The Sunday Times reported a Number 10 source saying David Cameron is 'definitely considering a change in policy', 'fearing the UK could lose billions if students are caught up in the pledge to reduce net migration to below 100,000 by 2015'. The Mail followed up the story in its leader on Monday, endorsing it but suggesting it would be a mistake – and blaming it on the Lib Dems. But since then Downing Street has distanced itself from any talk of a U-turn; and the Home Office has unveiled its latest policy changes on student visas, re-introducing interviews for some applications and giving immigration officials broader powers to turn them down – and boasting that student numbers have already been cut by over 20 per cent.
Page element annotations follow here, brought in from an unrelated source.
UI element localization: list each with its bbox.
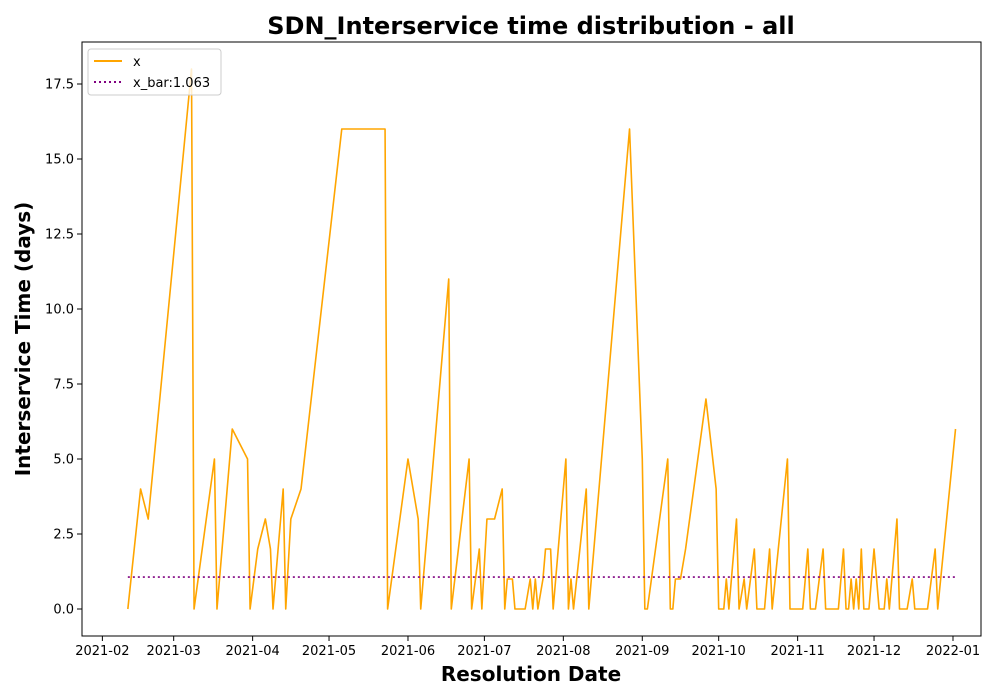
- chart-title: SDN_Interservice time distribution - all: [267, 12, 794, 40]
- x-tick-label: 2021-08: [536, 644, 590, 659]
- y-tick-label: 0.0: [53, 603, 74, 618]
- x-tick-label: 2021-07: [457, 644, 511, 659]
- legend-label-x: x: [133, 55, 141, 70]
- y-tick-label: 2.5: [53, 528, 74, 543]
- y-axis-label: Interservice Time (days): [11, 202, 35, 477]
- legend-label-x-bar: x_bar:1.063: [133, 76, 210, 91]
- y-tick-label: 12.5: [45, 228, 74, 243]
- y-tick-label: 5.0: [53, 453, 74, 468]
- x-axis-label: Resolution Date: [441, 662, 621, 686]
- x-tick-label: 2021-12: [847, 644, 901, 659]
- x-tick-label: 2021-11: [770, 644, 824, 659]
- x-tick-label: 2021-02: [75, 644, 129, 659]
- plot-area-frame: [81, 41, 982, 637]
- x-tick-label: 2021-06: [381, 644, 435, 659]
- x-tick-label: 2022-01: [926, 644, 980, 659]
- legend: x x_bar:1.063: [87, 48, 222, 96]
- series-layer: [127, 68, 957, 610]
- y-tick-label: 10.0: [45, 303, 74, 318]
- series-line-x: [127, 68, 957, 610]
- y-tick-label: 7.5: [53, 378, 74, 393]
- y-tick-label: 15.0: [45, 153, 74, 168]
- x-tick-label: 2021-03: [147, 644, 201, 659]
- y-axis-ticks: 0.0 2.5 5.0 7.5 10.0 12.5 15.0 17.5: [45, 78, 82, 618]
- x-tick-label: 2021-05: [302, 644, 356, 659]
- x-tick-label: 2021-09: [615, 644, 669, 659]
- y-tick-label: 17.5: [45, 78, 74, 93]
- x-tick-label: 2021-10: [692, 644, 746, 659]
- x-axis-ticks: 2021-02 2021-03 2021-04 2021-05 2021-06 2021-…: [75, 636, 980, 659]
- x-tick-label: 2021-04: [225, 644, 279, 659]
One of the reasons the Government has come under growing pressure in this area is because it has equivocated about what its real objective is: to reduce the number of international students, or simply to stop those who it believes are bogus. As in other areas, the influence of the net migration target can be felt in the confusion or distortion of policy choices, and of how policy is communicated.
The argument for excluding students from the net migration figures is simple. Those figures are meant to measure 'long term immigration'. Most international students are not 'long term immigrants'. They are far more likely to return home after a few years than the other main immigration categories of work, family, and asylum: the evidence suggests only around 15 per cent stay permanently. At the same time, they are a major source of export revenue, and a potential growth industry, as well as an important source of revenue for the education sector at a time when it is having to adjust to reductions in government funding. The combination of these factors means that cutting the numbers of international students brings only very modest reductions in long term net migration, at the price of significant negative effects on our economy and education sector at the worst possible time.
The case for another U-turn, then, is strong. But if Cameron really is considering it, two things will be giving him pause. The first is that U-turning on immigration is not like forests, or even pasties: it is a far more flammable issue for his own party, for the right wing media, and potentially for the public. In fact, polling suggests the public would find a shift in policy on student visas unobjectionable on its merits – but they will not react so generously if is served up to them as a broken promise or an example of 'fiddling the figures' on an issue where trust in politicians is even lower than elsewhere.
The second is that excluding students from the figures, while sound in policy terms, would make the government’s attempts to control immigration look even feebler. As I argued here, the only honest way to exclude students from the net migration figures – taking them out of emigration as well as immigration figures – would make the 100,000 target look more attainable, but only by reducing the level of net migration the coalition inherited, from 250,000 to a more accurate level around 150,000. It would also bring into even sharper relief the government’s failure to make any real impact on other kinds of immigration, including from Eastern Europe, which voters are far more worried about.
These are serious political downsides, but excluding students from the long term net migration figures remains the right thing to do – along with targeting bogus students for their own sake, rather than as simply a way to get the numbers down – so this is one U-turn we should welcome, rather than sneer at.
Matt Cavanagh is a visiting fellow at IPPR.